Porque é preciso validar
Nem todas as faturas são automaticamente classificadas pelo sistema. Algumas ficam pendentes, à espera que o contribuinte indique a que setor correspondem — saúde, educação, lares, e por aí adiante. Enquanto não forem classificadas, essas despesas podem não contar para as deduções a que tem direito.
O que verificar no portal
Reserve algum tempo, idealmente no início do ano, para rever a sua conta no e-fatura.
- Faturas pendentes: classifique-as no setor correto para que contem como dedução.
- Despesas em falta: confirme se todas as faturas que pediu estão registadas.

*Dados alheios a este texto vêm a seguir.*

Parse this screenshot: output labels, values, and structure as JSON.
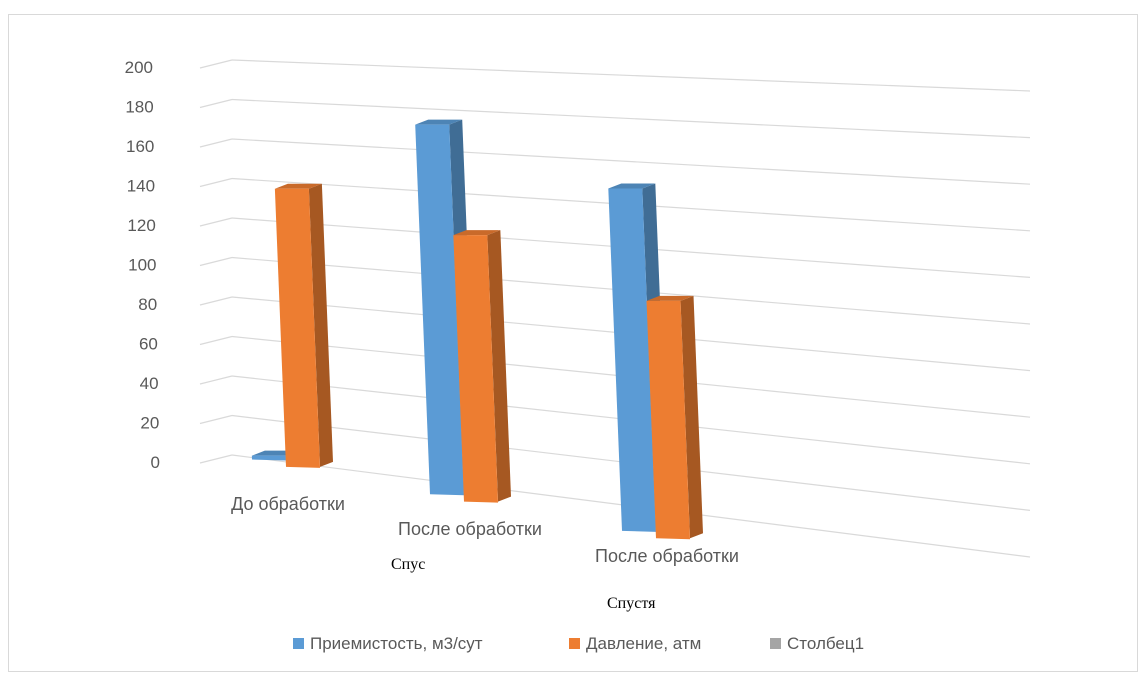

- Setor correto: uma classificação errada pode reduzir a dedução a que teria direito.
Não deixe para a última hora
Existe um prazo, nos primeiros meses do ano, para validar as faturas do ano anterior. Passado esse prazo, a oportunidade perde-se e as despesas mal classificadas podem não ser consideradas. Marcar este momento na agenda evita o arrependimento de descobrir, já tarde, que perdeu deduções por pura distração.
O esforço é pequeno e o retorno pode ser significativo, sobretudo para famílias com muitas despesas de saúde, educação ou habitação. Encare a validação do e-fatura como o primeiro passo da sua declaração de IRS — aquele que prepara o terreno para pagar menos imposto ou receber um reembolso maior.